Przed tą rozmową długo powtarzałem sobie co mówić, aby brzmiało to dobrze i nie zdenerwowało mojej matki. Głośno westchnąłem, przypominając sobie co miałem mówić, lecz wszystko niestety nagle jakby magicznie wyparowało. Świetnie. Nawet nie wiem co jej powiedzieć. Zakryłem twarz dłonią. Po chwili ciszy odezwałem się:

- Nie zdałem. Nie przyjęli mnie. - zamknąłem oczy. Już prawie byłem pewny co powie.

- Co?! Dlaczego? Przecież tyle się uczyłeś... - w jej głosie czuć było lekkie załamanie.

- Nie wiem. Nie mam pojęcia...na pewno patrzyli na mnie krzywo z powodu mojej choroby. - próbowałem ją uspokoić.

Ona widocznie uspokoiła się choć trochę, więc i ja byłem już trochę bardziej spokojny.

- Eh...astma. Wiedziałam, że będzie dla ciebie udręką w życiu. - nagle jej ton zmienił się ze spokojnego na poważniejszy - Właśnie, zapomniałam ci wcześniej powiedzieć. Nie mogę przelewać na twoje konto więcej pieniędzy. Musisz sam na siebie zarobić, bo my z ojcem mamy ostatnimi czasy więcej wydatków. Przykro mi Hoshi...

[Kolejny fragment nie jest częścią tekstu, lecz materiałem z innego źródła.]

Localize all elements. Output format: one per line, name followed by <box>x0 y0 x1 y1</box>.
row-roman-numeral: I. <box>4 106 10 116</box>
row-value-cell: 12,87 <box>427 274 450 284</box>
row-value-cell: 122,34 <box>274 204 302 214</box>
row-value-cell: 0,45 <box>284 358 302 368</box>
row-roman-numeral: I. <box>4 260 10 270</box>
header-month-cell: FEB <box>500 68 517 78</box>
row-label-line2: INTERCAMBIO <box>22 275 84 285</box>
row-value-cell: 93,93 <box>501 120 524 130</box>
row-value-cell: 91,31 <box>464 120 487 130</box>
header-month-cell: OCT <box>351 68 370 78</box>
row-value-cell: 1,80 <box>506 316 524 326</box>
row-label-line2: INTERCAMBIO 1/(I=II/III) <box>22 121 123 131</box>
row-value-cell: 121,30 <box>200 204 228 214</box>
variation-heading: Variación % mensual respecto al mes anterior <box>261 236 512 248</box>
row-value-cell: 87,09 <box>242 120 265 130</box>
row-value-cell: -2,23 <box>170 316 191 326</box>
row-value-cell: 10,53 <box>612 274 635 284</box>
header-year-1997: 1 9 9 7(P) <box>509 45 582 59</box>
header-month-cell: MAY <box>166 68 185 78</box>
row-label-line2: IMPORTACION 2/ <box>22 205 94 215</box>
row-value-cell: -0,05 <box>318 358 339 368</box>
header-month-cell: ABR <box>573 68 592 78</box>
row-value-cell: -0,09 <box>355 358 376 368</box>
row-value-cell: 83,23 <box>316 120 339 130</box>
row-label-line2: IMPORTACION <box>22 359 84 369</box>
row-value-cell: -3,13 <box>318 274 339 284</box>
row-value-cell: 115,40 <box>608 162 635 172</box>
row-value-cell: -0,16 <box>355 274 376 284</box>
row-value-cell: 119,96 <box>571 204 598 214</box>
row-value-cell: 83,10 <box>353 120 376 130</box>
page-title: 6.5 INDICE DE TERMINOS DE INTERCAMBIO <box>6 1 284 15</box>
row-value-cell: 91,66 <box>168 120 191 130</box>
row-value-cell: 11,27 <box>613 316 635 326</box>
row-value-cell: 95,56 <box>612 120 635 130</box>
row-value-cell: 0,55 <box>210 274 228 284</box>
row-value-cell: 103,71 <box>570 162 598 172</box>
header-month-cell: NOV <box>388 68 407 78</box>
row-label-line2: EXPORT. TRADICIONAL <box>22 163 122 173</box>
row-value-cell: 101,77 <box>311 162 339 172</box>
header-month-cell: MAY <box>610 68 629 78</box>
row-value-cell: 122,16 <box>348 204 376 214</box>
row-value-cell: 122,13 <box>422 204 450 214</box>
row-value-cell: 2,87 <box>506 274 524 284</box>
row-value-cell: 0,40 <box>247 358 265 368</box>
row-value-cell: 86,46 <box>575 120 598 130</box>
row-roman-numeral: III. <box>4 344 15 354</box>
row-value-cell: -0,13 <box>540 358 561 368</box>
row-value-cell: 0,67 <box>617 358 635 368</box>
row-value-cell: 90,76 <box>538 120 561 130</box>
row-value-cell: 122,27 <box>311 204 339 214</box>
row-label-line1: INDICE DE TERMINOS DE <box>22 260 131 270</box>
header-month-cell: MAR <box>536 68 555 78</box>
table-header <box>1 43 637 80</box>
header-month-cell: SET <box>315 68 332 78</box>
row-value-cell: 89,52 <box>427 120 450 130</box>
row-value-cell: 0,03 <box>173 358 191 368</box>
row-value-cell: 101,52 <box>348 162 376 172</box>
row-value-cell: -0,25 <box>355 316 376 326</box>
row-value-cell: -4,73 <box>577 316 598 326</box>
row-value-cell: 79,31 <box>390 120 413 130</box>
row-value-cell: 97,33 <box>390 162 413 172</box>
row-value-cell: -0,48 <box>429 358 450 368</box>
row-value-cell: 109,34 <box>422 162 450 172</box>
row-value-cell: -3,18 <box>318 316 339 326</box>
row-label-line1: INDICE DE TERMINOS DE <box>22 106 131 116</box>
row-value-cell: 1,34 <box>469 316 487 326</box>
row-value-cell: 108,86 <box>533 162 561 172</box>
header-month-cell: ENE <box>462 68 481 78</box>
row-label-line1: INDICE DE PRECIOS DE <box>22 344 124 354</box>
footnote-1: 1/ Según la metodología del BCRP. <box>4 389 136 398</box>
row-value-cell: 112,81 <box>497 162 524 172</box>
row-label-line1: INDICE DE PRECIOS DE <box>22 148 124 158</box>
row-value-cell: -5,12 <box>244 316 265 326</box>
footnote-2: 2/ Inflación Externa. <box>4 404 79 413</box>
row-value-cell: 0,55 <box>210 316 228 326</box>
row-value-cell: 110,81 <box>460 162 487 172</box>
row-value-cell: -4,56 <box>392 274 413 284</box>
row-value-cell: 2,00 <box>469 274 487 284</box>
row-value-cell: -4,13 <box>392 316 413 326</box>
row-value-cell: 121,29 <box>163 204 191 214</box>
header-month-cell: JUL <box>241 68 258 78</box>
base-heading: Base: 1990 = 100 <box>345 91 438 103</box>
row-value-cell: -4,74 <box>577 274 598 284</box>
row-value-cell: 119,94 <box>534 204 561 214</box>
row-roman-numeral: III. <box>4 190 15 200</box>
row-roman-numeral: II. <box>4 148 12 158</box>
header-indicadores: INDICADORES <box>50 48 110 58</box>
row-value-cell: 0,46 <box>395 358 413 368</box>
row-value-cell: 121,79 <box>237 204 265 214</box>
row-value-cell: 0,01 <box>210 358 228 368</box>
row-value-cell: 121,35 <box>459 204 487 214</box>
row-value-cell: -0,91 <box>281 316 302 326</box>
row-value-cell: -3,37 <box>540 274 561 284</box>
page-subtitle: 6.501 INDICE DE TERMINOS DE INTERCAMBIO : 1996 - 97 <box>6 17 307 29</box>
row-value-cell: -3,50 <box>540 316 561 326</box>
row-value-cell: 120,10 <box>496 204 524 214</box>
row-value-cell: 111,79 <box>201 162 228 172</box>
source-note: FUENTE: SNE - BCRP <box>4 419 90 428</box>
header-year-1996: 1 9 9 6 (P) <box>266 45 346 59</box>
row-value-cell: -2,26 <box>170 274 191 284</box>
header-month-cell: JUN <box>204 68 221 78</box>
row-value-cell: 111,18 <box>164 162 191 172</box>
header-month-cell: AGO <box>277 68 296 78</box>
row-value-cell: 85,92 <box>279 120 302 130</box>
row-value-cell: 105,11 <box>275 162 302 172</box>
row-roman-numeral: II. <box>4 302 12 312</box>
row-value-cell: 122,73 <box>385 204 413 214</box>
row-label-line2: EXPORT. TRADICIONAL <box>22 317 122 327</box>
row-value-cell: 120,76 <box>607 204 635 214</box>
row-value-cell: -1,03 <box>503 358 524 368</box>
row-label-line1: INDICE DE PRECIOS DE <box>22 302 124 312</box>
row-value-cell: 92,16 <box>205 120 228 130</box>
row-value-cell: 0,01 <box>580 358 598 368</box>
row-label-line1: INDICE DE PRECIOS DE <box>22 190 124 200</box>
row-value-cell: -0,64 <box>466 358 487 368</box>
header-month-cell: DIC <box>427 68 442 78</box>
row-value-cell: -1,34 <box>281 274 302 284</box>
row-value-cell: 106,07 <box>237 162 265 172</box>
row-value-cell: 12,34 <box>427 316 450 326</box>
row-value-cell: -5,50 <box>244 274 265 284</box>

W tym momencie dostałem niemałego załamania. Nie dość, że nie dostałem pracy w policji, to w dodatku nie mam już prawie żadnych pieniędzy, ani nie będę ich więcej dostawał.
Bezrobotny człowiek bez pieniędzy i to jeszcze za granicą...
Koszmar!

- Hoshi? - spytała zmartwiona, wybudzając mnie z transu rozpaczy - Jesteś tam?

- T-tak... Wiesz, muszę kończyć mamo. W każdym razie jutro wracam do domu. - odpowiedziałem przygnębiony.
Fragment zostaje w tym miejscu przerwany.